Cumhurbaşkanı Recep Tayyip Erdoğan, “Şimdi artık partili olmayan bakanlarımızla bir kabine oluşturuyoruz. Bu arkadaşlarımız bundan önce olduğu gibi de öyle köşeye sıkıştırılmak suretiyle şuraya şu olsun, buraya bu olsun mantığıyla bu da hareket etmeyecek. Bu tabii bir yerde şunu sağlamış olacak, kimse kalkıp da şunu diyemeyecek, ‘Siz işte şöyle, böyle yaptınız’ kadrolaşmaydı şuydu buydu filan falan bunu diyemeyecek” dedi.
-Cumhurbaşkanı Recep Tayyip Erdoğan, “Bizi yücelten tevazuumuz olmuştur. Eğer biz bu tevazuu kaybettiysek işte bu açık net puan kaybına da neden olmuştur. En güçlü olduğumuz yerlerde eğer bugün ciddi bir puan kaybı olmuşsa bunu kendi nefsimize soracağız. Gönüllere girmiyor da vatandaşa tepeden bakıyorsak, bir gurur abidesi olarak bakıyorsak, onlara yeri geldiği zaman ‘hat-hut’ yapıyorsak kusura bakmayın, bu millet şamar oğlanı değil. Bir oy verir, iki oy verir ondan sonra da kenara koyar” dedi.
Cumhurbaşkanı Erdoğan, AK Parti Genel Merkezi’nde partisinin Genişletilmiş İl Başkanları toplantısına katıldı. Yeniden Cumhurbaşkanı seçilmesi nedeniyle vatandaşlara, MHP Genel Başkanı Devlet Bahçeli’ye, parti teşkilatına ve AK Partililere teşekkür eden Erdoğan, 16 Nisan referandumunda kabul edilen Anayasa değişikliği ile Türkiye’yi köşeye sıkıştırmaya çalışanları hüsrana uğrattıklarını belirtti.
BİR ŞEYİN ASLI VARKEN KOPYASINA GEREK YOKTUR
Erdoğan, şunları kaydetti:
“Son olarak 24 Haziran seçimlerine sarıldılar. Normal şartlarda birbirlerini yolda görse selam vermeyecek olanlar her nasılsa karşımızda birleştiler. Öyle ki CHP, bölücü terör örgütünün güdümündeki partiyi barajın üzerine taşımak için kendisine oy verenlerin bir kısmını oraya yönlendirdi. Gerçi bunlar 1991 yılındaki seçimde de benzer bir yola başvurmuşlardı. Bölücü örgütün güdümündeki siyasetçiler ilk defa o zaman Meclis’e ayakbastılar bugün de CHP sayesinde bölücü örgütün belirlediği isimler Meclis’te milletvekili olarak yerlerini alacaklar.
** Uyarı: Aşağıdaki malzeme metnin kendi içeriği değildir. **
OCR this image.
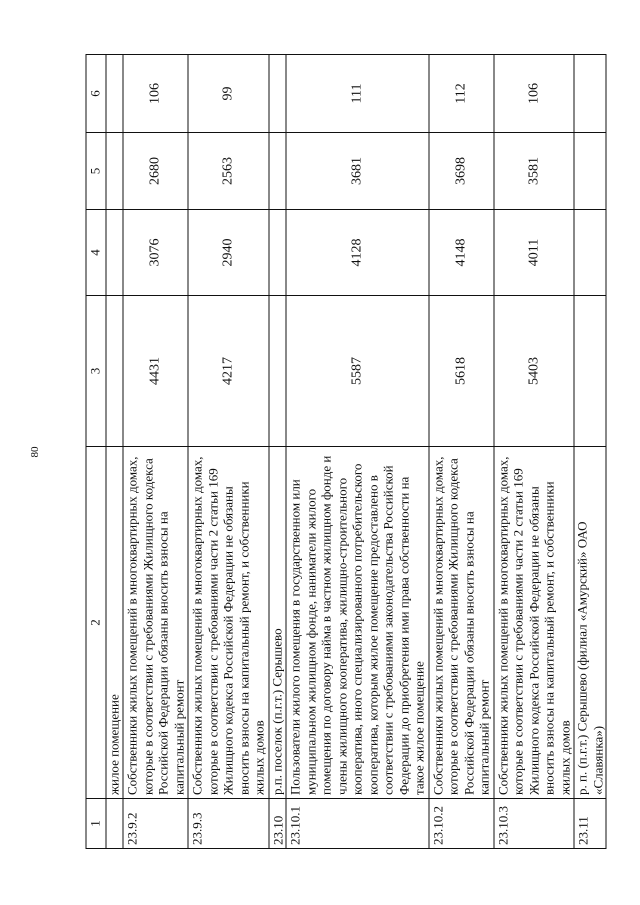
80
1	2	3	4	5	6
	жилое помещение				
23.9.2	Собственники жилых помещений в многоквартирных домах, которые в соответствии с требованиями Жилищного кодекса Российской Федерации обязаны вносить взносы на капитальный ремонт	4431	3076	2680	106
23.9.3	Собственники жилых помещений в многоквартирных домах, которые в соответствии с требованиями части 2 статьи 169 Жилищного кодекса Российской Федерации не обязаны вносить взносы на капитальный ремонт, и собственники жилых домов	4217	2940	2563	99
23.10	р.п. поселок (п.г.т.) Серышево				
23.10.1	Пользователи жилого помещения в государственном или муниципальном жилищном фонде, наниматели жилого помещения по договору найма в частном жилищном фонде и члены жилищного кооператива, жилищно-строительного кооператива, иного специализированного потребительского кооператива, которым жилое помещение предоставлено в соответствии с требованиями законодательства Российской Федерации до приобретения ими права собственности на такое жилое помещение	5587	4128	3681	111
23.10.2	Собственники жилых помещений в многоквартирных домах, которые в соответствии с требованиями Жилищного кодекса Российской Федерации обязаны вносить взносы на капитальный ремонт	5618	4148	3698	112
23.10.3	Собственники жилых помещений в многоквартирных домах, которые в соответствии с требованиями части 2 статьи 169 Жилищного кодекса Российской Федерации не обязаны вносить взносы на капитальный ремонт, и собственники жилых домов	5403	4011	3581	106
23.11	р. п. (п.г.т.) Серышево (филиал «Амурский» ОАО «Славянка»)				
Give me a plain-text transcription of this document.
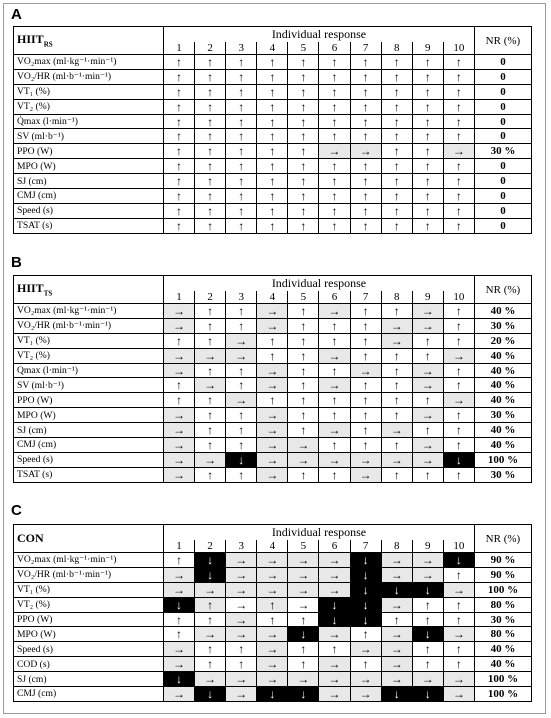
A
$HIIT_{RS}$	Individual response										NR (%)
	1	2	3	4	5	6	7	8	9	10	
VO₂max (ml·kg⁻¹·min⁻¹)	↑	↑	↑	↑	↑	↑	↑	↑	↑	↑	0
VO₂/HR (ml·b⁻¹·min⁻¹)	↑	↑	↑	↑	↑	↑	↑	↑	↑	↑	0
VT₁ (%)	↑	↑	↑	↑	↑	↑	↑	↑	↑	↑	0
VT₂ (%)	↑	↑	↑	↑	↑	↑	↑	↑	↑	↑	0
Q̇max (l·min⁻¹)	↑	↑	↑	↑	↑	↑	↑	↑	↑	↑	0
SV (ml·b⁻¹)	↑	↑	↑	↑	↑	↑	↑	↑	↑	↑	0
PPO (W)	↑	↑	↑	↑	↑	→	→	↑	↑	→	30 %
MPO (W)	↑	↑	↑	↑	↑	↑	↑	↑	↑	↑	0
SJ (cm)	↑	↑	↑	↑	↑	↑	↑	↑	↑	↑	0
CMJ (cm)	↑	↑	↑	↑	↑	↑	↑	↑	↑	↑	0
Speed (s)	↑	↑	↑	↑	↑	↑	↑	↑	↑	↑	0
TSAT (s)	↑	↑	↑	↑	↑	↑	↑	↑	↑	↑	0
B
$HIIT_{TS}$	Individual response										NR (%)
	1	2	3	4	5	6	7	8	9	10	
VO₂max (ml·kg⁻¹·min⁻¹)	→	↑	↑	→	↑	→	↑	↑	→	↑	40 %
VO₂/HR (ml·b⁻¹·min⁻¹)	→	↑	↑	→	↑	↑	↑	→	→	↑	30 %
VT₁ (%)	↑	↑	→	↑	↑	↑	↑	→	↑	↑	20 %
VT₂ (%)	→	→	→	↑	↑	→	↑	↑	↑	→	40 %
Qmax (l·min⁻¹)	→	↑	↑	→	↑	↑	→	↑	→	↑	40 %
SV (ml·b⁻¹)	↑	→	↑	→	↑	→	↑	↑	→	↑	40 %
PPO (W)	↑	↑	→	↑	↑	↑	↑	↑	↑	→	40 %
MPO (W)	→	↑	↑	→	↑	↑	↑	↑	→	↑	30 %
SJ (cm)	→	↑	↑	→	↑	→	↑	→	↑	↑	40 %
CMJ (cm)	→	↑	↑	→	→	↑	↑	↑	→	↑	40 %
Speed (s)	→	→	↓	→	→	→	→	→	→	↓	100 %
TSAT (s)	→	↑	↑	→	↑	↑	→	↑	↑	↑	30 %
C
CON	Individual response										NR (%)
	1	2	3	4	5	6	7	8	9	10	
VO₂max (ml·kg⁻¹·min⁻¹)	↑	↓	→	→	→	→	↓	→	→	↓	90 %
VO₂/HR (ml·b⁻¹·min⁻¹)	→	↓	→	→	→	→	↓	→	→	↑	90 %
VT₁ (%)	→	→	→	→	→	→	↓	↓	↓	→	100 %
VT₂ (%)	↓	↑	→	↑	→	↓	↓	→	↑	↑	80 %
PPO (W)	↑	↑	→	↑	↑	↓	↓	↑	↑	↑	30 %
MPO (W)	↑	→	→	→	↓	→	↑	→	↓	→	80 %
Speed (s)	→	↑	↑	→	↑	↑	→	→	↑	↑	40 %
COD (s)	→	↑	↑	→	↑	→	↑	→	↑	↑	40 %
SJ (cm)	↓	→	→	→	→	→	→	→	→	→	100 %
CMJ (cm)	→	↓	→	↓	↓	→	→	↓	↓	→	100 %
Ülkesini, milletini, cumhuriyetini, devletini seven her CHP’li vatandaşımızı bu utanç için partisinin yönetiminden hesap sormaya davet ediyoruz. Şayet CHP bu hesaplaşmayı kendi içinde yapmazsa, bölücü örgütle ana muhalefet partisi arasındaki bağ taktik olmaktan çıkıp -altını çizerek söylüyorum- esas haline dönüşecektir. Bir şeyin aslı varken kopyasına gerek yoktur. Böyle bir durumda CHP’nin varlığının da anlamı kalmayacaktır. Türkiye’nin en eski partisinin Batıdaki bir avuç marjinalin ve yurt dışındaki bir avuç terör örgütü yöneticisinin oyuncağı haline getirenlerden hem bu millet ve tarih açık ve net hesabı soracaktır. Biz bu ikazı CHP’nin içişlerine karışmak için değil milletimizin tüm fertleri ana muhalefet partisine oy veren kardeşlerimize karşı da sorumluluğumuzun gereği olarak yapıyoruz. Sonuçta karar, bu partinin kendi mensuplarına, kendi seçmenlerine aittir.”
“TÜM ATIFLAR CUMHURBAŞKANI OLARAK DEĞİŞTİRİLDİ”
Pazartesi günü yemin ederek görevine başlayacağını ifade eden Erdoğan, “Artık yürütme görevini Meclis tarafından yetkilendirilen Bakanlar Kurulu değil doğrudan Cumhurbaşkanı ifa edecek. Anayasa değişikliğine uyum çerçevesinde kanunlarımızda yer alan Başbakana ve Bakanlar Kuruluna yapılan tüm atıflar Cumhurbaşkanı olarak değiştirildi. Yine Anayasa değişikliğine uygun şekilde Cumhurbaşkanının uhdesine verilen bakanlıkların ve kurumların kuruluş kanunları da ilga edildi. Pazartesi günü yemin törenimizin hemen artından yayımlayacağımız bir numaralı Cumhurbaşkanlığı Kararnamesi ile yeniden organize edilmiş haliyle Bakanlıkları kuruyor, aynı akşam kabinemizi de açıklıyoruz” şeklinde konuştu.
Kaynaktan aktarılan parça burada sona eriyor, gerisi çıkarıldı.